Mexico’s president has lashed out at U.S. funding for a Mexican anti-corruption non-profit group, and said he will send a diplomatic note to the U.S. government in protest

Mexico’s president to send diplomatic note over US funding for a Mexican anti-corruption NGOThe Associated PressMEXICO CITY

MEXICO CITY (AP) — Mexico’s president lashed out at U.S. funding for a Mexican anti-corruption nonprofit group Wednesday, and said he will send a diplomatic note to the U.S. government in protest.

President Andrés Manuel López Obrador claimed the group is part of the conservative opposition, and shouldn’t receive foreign funding or tax deductible contributions. He published detailed financial information on the group and vowed to send a bill to Congress to change the rules on tax deductible contributions.

“I think that there is open intervention by the U.S. government in the sovereign affairs of Mexico,” López Obrador said. He sent a similar protest note in 2021, with no apparent result. The U.S. State Department generally does not comment on diplomatic correspondence.

According to documents presented at the president’s morning news briefing, a small amount of funding for the group — about $685,000 — came from U.S. charitable foundations over the last eight years.

A larger chunk — about $5 million in recent years — allegedly came from the U.S. Agency for International Development, which is administered by the State Department.

López Obrador has complained about the funding for years and said he would also write a letter to U.S. President Joe Biden. “I am sure he has not been informed about this situation,” the Mexican president said. But López Obrador already sent a similar letter to Biden in 2023.

López Obrador said he will also ask prosecutors and tax authorities to investigate the donations.

The group, Mexicans Against Corruption and Impunity, denies that it is allied with any political party. The group monitors government spending and programs for abuses. It was founded three years before López Obrador took office and has criticized previous governments and other parties.

The organization has issued reports critical of some of López Obrador’s major initiatives, including the cancellation of a partially built Mexico City airport and the construction of a costly tourist train around the Yucatan Peninsula.

The group’s founder, Claudio X. González, has openly endorsed opposition candidates in the past.

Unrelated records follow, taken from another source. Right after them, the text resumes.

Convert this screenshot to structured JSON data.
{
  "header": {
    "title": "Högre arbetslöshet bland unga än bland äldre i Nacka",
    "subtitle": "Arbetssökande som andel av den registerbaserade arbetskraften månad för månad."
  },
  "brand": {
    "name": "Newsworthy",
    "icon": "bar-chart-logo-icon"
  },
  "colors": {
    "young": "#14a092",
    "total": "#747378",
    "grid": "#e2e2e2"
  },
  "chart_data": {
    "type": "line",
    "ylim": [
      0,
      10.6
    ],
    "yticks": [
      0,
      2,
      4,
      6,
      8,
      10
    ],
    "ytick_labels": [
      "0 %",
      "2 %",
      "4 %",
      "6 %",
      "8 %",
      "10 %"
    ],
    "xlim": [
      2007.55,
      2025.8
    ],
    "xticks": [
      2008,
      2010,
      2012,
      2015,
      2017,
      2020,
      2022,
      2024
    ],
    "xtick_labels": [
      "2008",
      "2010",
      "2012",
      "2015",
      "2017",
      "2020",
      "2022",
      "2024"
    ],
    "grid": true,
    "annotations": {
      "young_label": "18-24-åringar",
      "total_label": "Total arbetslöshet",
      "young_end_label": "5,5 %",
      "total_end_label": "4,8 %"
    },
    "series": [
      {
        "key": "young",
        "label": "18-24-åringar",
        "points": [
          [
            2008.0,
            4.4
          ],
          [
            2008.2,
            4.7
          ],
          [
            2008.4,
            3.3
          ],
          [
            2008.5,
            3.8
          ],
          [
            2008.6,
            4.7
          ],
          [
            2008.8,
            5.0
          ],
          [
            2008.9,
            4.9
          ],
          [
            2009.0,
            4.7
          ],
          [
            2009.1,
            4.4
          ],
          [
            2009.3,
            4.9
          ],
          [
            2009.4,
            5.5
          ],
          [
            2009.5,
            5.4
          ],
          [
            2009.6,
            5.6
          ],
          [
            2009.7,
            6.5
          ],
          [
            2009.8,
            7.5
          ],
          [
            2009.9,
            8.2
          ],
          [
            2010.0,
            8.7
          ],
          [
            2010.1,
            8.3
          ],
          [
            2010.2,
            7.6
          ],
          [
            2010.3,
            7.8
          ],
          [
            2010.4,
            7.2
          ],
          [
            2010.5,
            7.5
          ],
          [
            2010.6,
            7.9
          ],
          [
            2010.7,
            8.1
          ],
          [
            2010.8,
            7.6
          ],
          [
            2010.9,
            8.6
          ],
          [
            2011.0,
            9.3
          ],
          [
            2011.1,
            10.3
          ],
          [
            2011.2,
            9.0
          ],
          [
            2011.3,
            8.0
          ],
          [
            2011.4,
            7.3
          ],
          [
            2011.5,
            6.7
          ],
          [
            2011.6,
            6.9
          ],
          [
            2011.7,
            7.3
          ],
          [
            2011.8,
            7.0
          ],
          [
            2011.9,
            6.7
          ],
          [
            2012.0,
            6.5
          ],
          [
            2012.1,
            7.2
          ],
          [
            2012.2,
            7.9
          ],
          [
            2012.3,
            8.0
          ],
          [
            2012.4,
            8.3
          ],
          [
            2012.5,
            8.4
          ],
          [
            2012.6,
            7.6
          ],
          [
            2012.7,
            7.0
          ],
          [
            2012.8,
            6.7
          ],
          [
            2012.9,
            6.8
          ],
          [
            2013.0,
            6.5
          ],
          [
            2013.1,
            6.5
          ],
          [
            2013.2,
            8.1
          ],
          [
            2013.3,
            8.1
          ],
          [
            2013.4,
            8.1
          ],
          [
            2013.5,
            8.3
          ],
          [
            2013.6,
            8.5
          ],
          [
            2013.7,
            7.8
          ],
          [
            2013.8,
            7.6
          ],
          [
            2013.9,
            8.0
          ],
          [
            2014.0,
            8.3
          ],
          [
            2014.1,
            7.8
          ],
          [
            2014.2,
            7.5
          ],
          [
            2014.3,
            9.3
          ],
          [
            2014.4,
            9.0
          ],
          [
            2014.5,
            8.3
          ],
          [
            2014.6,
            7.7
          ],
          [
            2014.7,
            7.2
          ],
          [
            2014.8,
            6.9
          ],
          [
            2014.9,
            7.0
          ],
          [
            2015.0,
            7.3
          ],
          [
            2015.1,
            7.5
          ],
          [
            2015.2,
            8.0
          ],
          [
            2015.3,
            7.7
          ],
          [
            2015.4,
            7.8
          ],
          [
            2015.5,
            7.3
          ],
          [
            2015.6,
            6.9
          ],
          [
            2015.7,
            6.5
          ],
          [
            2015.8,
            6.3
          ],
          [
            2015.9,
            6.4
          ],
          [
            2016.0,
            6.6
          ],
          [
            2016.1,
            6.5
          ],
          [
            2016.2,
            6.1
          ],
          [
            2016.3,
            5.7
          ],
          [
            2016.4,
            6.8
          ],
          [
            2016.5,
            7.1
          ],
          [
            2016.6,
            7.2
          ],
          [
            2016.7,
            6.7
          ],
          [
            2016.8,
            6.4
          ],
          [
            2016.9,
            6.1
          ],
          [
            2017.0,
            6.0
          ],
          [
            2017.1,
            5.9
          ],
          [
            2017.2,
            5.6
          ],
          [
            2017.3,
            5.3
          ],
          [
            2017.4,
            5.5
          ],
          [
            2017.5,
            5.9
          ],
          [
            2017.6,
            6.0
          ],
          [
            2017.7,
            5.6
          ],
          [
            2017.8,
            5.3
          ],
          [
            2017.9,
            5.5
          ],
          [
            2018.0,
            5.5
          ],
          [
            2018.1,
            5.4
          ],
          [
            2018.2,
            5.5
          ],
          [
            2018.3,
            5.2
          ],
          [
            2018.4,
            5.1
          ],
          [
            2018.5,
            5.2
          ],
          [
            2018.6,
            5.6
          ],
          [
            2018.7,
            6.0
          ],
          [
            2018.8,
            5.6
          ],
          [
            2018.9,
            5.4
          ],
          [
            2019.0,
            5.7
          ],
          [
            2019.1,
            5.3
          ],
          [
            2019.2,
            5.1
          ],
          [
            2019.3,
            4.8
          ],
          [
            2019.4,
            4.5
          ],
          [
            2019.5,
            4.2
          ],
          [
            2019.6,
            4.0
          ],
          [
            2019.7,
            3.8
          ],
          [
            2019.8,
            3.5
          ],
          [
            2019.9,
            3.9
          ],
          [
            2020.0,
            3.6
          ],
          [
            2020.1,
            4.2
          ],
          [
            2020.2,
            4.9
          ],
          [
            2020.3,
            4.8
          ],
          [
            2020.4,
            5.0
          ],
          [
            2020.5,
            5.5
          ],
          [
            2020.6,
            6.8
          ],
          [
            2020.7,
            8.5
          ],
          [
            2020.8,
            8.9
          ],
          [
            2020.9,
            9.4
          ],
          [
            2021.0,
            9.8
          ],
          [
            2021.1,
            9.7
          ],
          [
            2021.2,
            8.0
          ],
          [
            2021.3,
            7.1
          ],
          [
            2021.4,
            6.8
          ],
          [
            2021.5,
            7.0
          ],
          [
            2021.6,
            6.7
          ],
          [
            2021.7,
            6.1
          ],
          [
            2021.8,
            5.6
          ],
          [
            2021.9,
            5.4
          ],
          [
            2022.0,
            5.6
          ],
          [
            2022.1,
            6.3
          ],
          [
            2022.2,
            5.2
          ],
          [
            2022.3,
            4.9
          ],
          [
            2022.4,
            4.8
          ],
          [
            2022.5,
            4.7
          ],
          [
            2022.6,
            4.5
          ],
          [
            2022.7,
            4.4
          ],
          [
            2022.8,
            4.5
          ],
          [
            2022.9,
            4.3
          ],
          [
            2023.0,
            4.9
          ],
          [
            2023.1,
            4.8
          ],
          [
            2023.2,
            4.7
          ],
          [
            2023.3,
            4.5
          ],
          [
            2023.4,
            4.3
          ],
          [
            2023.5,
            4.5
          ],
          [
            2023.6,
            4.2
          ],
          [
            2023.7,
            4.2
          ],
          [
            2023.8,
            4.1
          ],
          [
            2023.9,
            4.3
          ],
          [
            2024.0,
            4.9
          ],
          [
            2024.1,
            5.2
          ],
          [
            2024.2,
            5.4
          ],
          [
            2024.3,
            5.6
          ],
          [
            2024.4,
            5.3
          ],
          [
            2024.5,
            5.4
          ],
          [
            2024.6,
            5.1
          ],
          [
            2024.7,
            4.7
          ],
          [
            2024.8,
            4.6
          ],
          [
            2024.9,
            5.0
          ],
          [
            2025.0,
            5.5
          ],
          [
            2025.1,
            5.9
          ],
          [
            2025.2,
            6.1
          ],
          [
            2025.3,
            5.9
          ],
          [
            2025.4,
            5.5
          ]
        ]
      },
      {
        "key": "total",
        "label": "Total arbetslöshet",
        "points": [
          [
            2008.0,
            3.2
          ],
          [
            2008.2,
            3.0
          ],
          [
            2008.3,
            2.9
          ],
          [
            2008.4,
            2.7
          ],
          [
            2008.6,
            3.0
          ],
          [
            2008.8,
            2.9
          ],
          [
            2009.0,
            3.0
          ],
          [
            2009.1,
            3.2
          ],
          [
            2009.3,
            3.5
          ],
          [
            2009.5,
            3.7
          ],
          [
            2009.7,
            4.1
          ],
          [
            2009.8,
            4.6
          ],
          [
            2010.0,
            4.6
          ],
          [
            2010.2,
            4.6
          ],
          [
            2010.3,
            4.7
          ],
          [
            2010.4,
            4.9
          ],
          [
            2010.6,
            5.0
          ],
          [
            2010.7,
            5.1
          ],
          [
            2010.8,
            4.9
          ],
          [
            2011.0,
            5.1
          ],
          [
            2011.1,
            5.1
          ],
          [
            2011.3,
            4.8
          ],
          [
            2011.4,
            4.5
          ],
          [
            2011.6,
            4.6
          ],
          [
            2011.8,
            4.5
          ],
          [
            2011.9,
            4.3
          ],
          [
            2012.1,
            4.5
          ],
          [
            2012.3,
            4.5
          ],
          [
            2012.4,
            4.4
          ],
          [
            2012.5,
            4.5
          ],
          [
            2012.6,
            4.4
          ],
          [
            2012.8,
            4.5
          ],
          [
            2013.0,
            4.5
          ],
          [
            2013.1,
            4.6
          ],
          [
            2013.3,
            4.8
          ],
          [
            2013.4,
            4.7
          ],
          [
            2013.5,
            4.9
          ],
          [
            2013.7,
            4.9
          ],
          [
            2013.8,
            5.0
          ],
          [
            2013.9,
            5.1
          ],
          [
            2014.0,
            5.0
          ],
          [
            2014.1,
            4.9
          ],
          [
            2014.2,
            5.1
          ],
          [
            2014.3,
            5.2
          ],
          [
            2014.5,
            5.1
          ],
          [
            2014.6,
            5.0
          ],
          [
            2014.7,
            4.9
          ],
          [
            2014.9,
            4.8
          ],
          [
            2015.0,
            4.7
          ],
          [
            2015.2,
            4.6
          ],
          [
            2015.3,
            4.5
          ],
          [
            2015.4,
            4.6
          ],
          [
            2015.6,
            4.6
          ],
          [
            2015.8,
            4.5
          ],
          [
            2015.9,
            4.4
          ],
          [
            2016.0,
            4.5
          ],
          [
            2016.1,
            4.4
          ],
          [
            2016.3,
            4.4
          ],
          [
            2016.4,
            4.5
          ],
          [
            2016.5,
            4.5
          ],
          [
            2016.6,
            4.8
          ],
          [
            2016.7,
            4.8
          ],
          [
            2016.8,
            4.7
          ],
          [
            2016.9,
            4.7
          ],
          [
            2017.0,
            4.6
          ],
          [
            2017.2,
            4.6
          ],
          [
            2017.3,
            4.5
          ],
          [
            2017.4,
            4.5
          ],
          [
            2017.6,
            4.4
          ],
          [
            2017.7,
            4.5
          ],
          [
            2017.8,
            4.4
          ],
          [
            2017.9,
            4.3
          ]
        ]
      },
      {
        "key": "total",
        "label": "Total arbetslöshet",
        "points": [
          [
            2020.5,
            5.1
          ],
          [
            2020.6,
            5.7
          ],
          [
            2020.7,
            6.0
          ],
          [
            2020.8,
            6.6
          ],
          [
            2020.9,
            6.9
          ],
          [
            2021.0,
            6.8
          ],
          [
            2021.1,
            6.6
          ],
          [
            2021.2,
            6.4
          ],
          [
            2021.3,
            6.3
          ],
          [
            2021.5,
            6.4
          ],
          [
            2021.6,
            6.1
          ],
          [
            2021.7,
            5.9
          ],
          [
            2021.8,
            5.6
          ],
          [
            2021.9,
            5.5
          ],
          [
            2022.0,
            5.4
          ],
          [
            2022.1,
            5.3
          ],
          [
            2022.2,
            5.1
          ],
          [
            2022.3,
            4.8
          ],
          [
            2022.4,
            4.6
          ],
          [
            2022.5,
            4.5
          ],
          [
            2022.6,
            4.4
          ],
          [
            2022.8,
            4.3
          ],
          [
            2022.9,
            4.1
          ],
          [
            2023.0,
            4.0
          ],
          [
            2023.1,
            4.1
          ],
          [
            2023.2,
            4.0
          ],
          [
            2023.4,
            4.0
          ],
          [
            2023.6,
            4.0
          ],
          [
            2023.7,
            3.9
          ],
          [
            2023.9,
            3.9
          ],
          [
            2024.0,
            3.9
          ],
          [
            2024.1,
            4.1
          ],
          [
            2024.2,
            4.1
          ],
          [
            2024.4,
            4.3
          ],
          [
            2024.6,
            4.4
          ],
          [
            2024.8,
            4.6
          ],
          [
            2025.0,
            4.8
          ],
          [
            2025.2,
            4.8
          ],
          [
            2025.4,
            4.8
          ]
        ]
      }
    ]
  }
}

USAID often supports civil society groups, usually related to human rights or democracy promotion, in many countries. In some nations, such groups sometimes run afoul of local governments.

While López Obrador said tax deductions for the group’s contribution constituted a partisan misuse of government funds, he has openly used taxpayer-funded government television stations to support the ruling party.

Mexico’s president has long sparred with journalists, civic and environmental groups that have criticized his administration, and has used confidential tax and banking information to criticize their funding and salaries.

López Obrador is the latest leader in Latin America, and around the world, who has railed against outside funding for nongovernmental organizations.

In 2013, Bolivia’s then-President Evo Morales expelled USAID from his country, alleging that it was working to undermine his government.

In recent years, the Nicaraguan government has passed a number of laws making it more difficult for nongovernmental organizations to operate, and in some cases seized their offices.